Herzog CD, Dass B, Holden JE, Stansell J, Gasmi M, Tuszynski MH, Bartus RT, Kordower JH. · Ceregene Inc, San Diego, CA 92121, USA. · Mov Disord. · Pubmed #17443702 No free full text.

Abstract: Neurturin (NTN) is a potent survival factor for midbrain dopaminergic neurons. CERE-120, an adeno-associated virus type 2 (AAV2) vector encoding human NTN (AAV2-NTN), is currently being developed as a potential therapy for Parkinson's disease. This study examined the bioactivity and safety/tolerability of AAV2-NTN in the aged monkey model of nigrostriatal dopamine insufficiency. Aged rhesus monkeys received unilateral injections of AAV2-NTN into the caudate and putamen, with each animal therefore serving as its own control. Robust expression of NTN within the nigrostriatal system was observed 8 months postadministration. (18)F-fluorodopa imaging using positron emission tomography revealed statistically significant increases in (18)F-fluorodopa uptake in the injected striatum compared with the uninjected side at 4 and 8 months. In addition, at 8 months postadministration, a significant enhancement in tyrosine hydroxylase immunoreactive fibers and an increase in the number of tyrosine hydroxylase immunoreactive cells was observed in the AAV2-NTN injected striatum compared with the uninjected side. Robust activation of phosphorylated extracellular signal-regulated kinase immunoreactivity in the substantia nigra was also observed. Histopathological analyses revealed no adverse effects of AAV2-NTN in the brain. Collectively, these results are consistent with the neurotrophic effects of NTN on the dopaminergic nigrostriatal system and extend the growing body of evidence supporting the concept that AAV2-NTN may have therapeutic benefit for Parkinson's disease.

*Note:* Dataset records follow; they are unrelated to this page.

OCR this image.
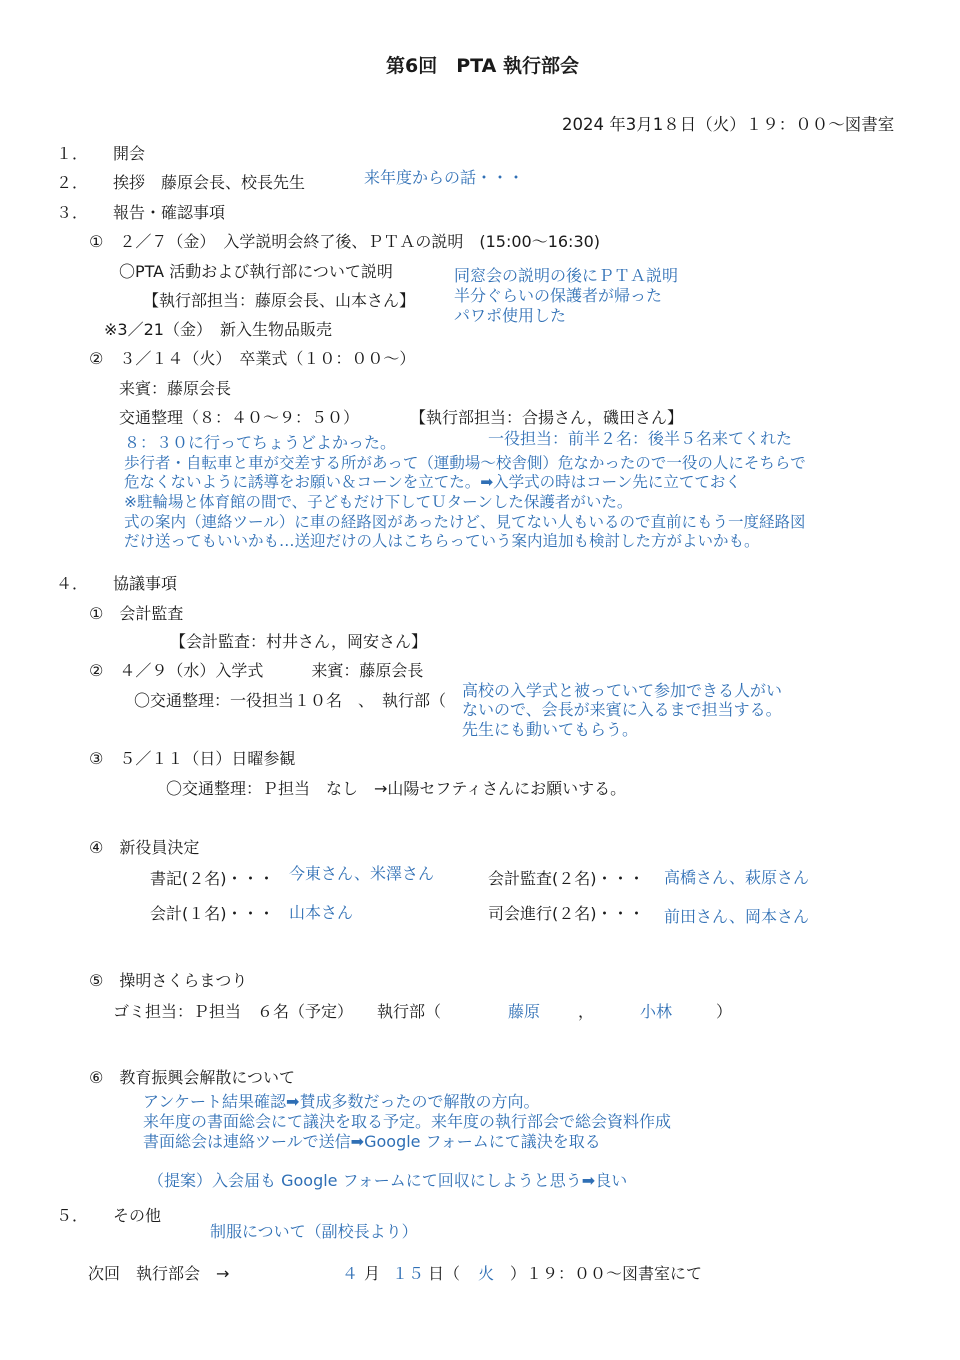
第6回　PTA 執行部会
2024 年3月1８日（火）１９：００〜図書室
１． 開会
２． 挨拶　藤原会長、校長先生	来年度からの話・・・
３． 報告・確認事項
①　２／７（金）　入学説明会終了後、ＰＴＡの説明　(15:00〜16:30)
〇PTA 活動および執行部について説明
【執行部担当：藤原会長、山本さん】
※3／21（金）　新入生物品販売
同窓会の説明の後にＰＴＡ説明
半分ぐらいの保護者が帰った
パワポ使用した
②　３／１４（火）　卒業式（１０：００〜）
来賓：藤原会長
交通整理（８：４０〜９：５０）	【執行部担当：合揚さん，磯田さん】
８：３０に行ってちょうどよかった。	一役担当：前半２名：後半５名来てくれた
歩行者・自転車と車が交差する所があって（運動場〜校舎側）危なかったので一役の人にそちらで
危なくないように誘導をお願い＆コーンを立てた。➡入学式の時はコーン先に立てておく
※駐輪場と体育館の間で、子どもだけ下してＵターンした保護者がいた。
式の案内（連絡ツール）に車の経路図があったけど、見てない人もいるので直前にもう一度経路図
だけ送ってもいいかも…送迎だけの人はこちらっていう案内追加も検討した方がよいかも。
４． 協議事項
①　会計監査
【会計監査：村井さん，岡安さん】
②　４／９（水）入学式　　　来賓：藤原会長
〇交通整理：一役担当１０名　、　執行部（
高校の入学式と被っていて参加できる人がい
ないので、会長が来賓に入るまで担当する。
先生にも動いてもらう。
③　５／１１（日）日曜参観
〇交通整理：Ｐ担当　なし　→山陽セフティさんにお願いする。
④　新役員決定
書記(２名)・・・ 今東さん、米澤さん	会計監査(２名)・・・ 高橋さん、萩原さん
会計(１名)・・・ 山本さん	司会進行(２名)・・・ 前田さん、岡本さん
⑤　操明さくらまつり
ゴミ担当：Ｐ担当　６名（予定）　　執行部（	藤原 ，	小林	）
⑥　教育振興会解散について
アンケート結果確認➡賛成多数だったので解散の方向。
来年度の書面総会にて議決を取る予定。来年度の執行部会で総会資料作成
書面総会は連絡ツールで送信➡Google フォームにて議決を取る
（提案）入会届も Google フォームにて回収にしようと思う➡良い
５． その他
制服について（副校長より）
次回　執行部会　→	４ 月 １５ 日（ 火 ）１９：００〜図書室にて
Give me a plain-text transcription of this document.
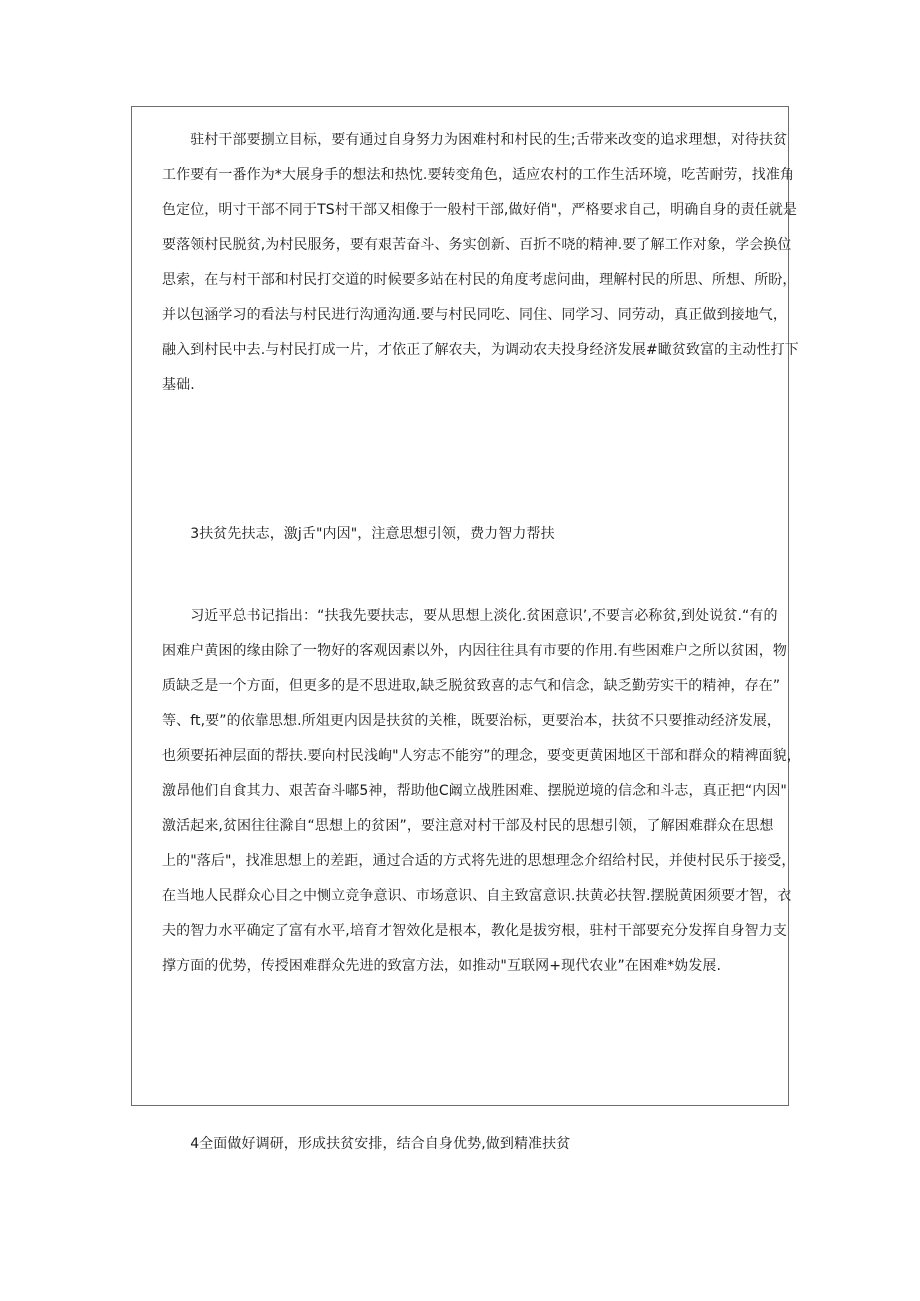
　　驻村干部要捌立目标，要有通过自身努力为困难村和村民的生;舌带来改变的追求理想，对待扶贫
工作要有一番作为*大展身手的想法和热忱.要转变角色，适应农村的工作生活环境，吃苦耐劳，找准角
色定位，明寸干部不同于TS村干部又相像于一般村干部,做好俏"，严格要求自己，明确自身的责任就是
要落领村民脱贫,为村民服务，要有艰苦奋斗、务实创新、百折不哓的精神.要了解工作对象，学会换位
思索，在与村干部和村民打交道的时候要多站在村民的角度考虑问曲，理解村民的所思、所想、所盼，
并以包涵学习的看法与村民进行沟通沟通.要与村民同吃、同住、同学习、同劳动，真正做到接地气，
融入到村民中去.与村民打成一片，才依正了解农夫，为调动农夫投身经济发展#瞰贫致富的主动性打下
基础.
　　3扶贫先扶志，激j舌"内因"，注意思想引领，费力智力帮扶
　　习近平总书记指出：“扶我先要扶志，要从思想上淡化.贫困意识’,不要言必称贫,到处说贫.“有的
困难户黄困的缘由除了一物好的客观因素以外，内因往往具有市要的作用.有些困难户之所以贫困，物
质缺乏是一个方面，但更多的是不思进取,缺乏脱贫致喜的志气和信念，缺乏勤劳实干的精神，存在”
等、ft,要”的依靠思想.所俎更内因是扶贫的关椎，既要治标，更要治本，扶贫不只要推动经济发展，
也须要拓神层面的帮扶.要向村民浅峋"人穷志不能穷”的理念，要变更黄困地区干部和群众的精裨面貌，
激昂他们自食其力、艰苦奋斗嘟5神，帮助他C阚立战胜困难、摆脱逆境的信念和斗志，真正把“内因"
激活起来,贫困往往滁自“思想上的贫困”，要注意对村干部及村民的思想引领，了解困难群众在思想
上的"落后"，找准思想上的差距，通过合适的方式将先进的思想理念介绍给村民，并使村民乐于接受，
在当地人民群众心目之中恻立竞争意识、市场意识、自主致富意识.扶黄必扶智.摆脱黄困须要才智，衣
夫的智力水平确定了富有水平,培育才智效化是根本，教化是拔穷根，驻村干部要充分发挥自身智力支
撑方面的优势，传授困难群众先进的致富方法，如推动"互联网+现代农业”在困难*妫发展.
　　4全面做好调研，形成扶贫安排，结合自身优势,做到精准扶贫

Gasmi M, Herzog CD, Brandon EP, Cunningham JJ, Ramirez GA, Ketchum ET, Bartus RT. · Ceregene Inc., San Diego, California, USA. · Mol Ther. · Pubmed #17164776 No free full text.

Abstract: Glial cell line-derived neurotrophic factor (GDNF) or its naturally occurring analog, neurturin (NTN), can potentially improve the function and delay the rate of degeneration of dopaminergic neurons in Parkinson's disease (PD). However, their delivery to the central nervous system has proven to be a significant challenge. Viral vector-mediated gene transfer offers a practical means to continuously supply neurotrophic factors in targeted areas of the brain. CERE-120 is an adeno-associated viral vector encoding NTN, developed for the treatment of PD. We found that the kinetics and pattern of NTN expression in the rat striatum following injection of CERE-120 is rapid, increases significantly up to 4 weeks, and exhibits a stable volume of distribution thereafter for at least 1 year, the longest time-point evaluated. Quantitative enzyme-linked immunosorbent assay confirmed that steady-state levels are maintained from 4 weeks onward. We demonstrated that NTN volume of distribution can be controlled by varying the dose of vector injected and that NTN delivered via CERE-120 was bioactive, as evidenced by the neuroprotection of DA neurons in the rat 6-hydroxydopamine lesion model. These data provided the foundation for further non-clinical development of CERE-120, leading to an ongoing clinical trial in PD patients.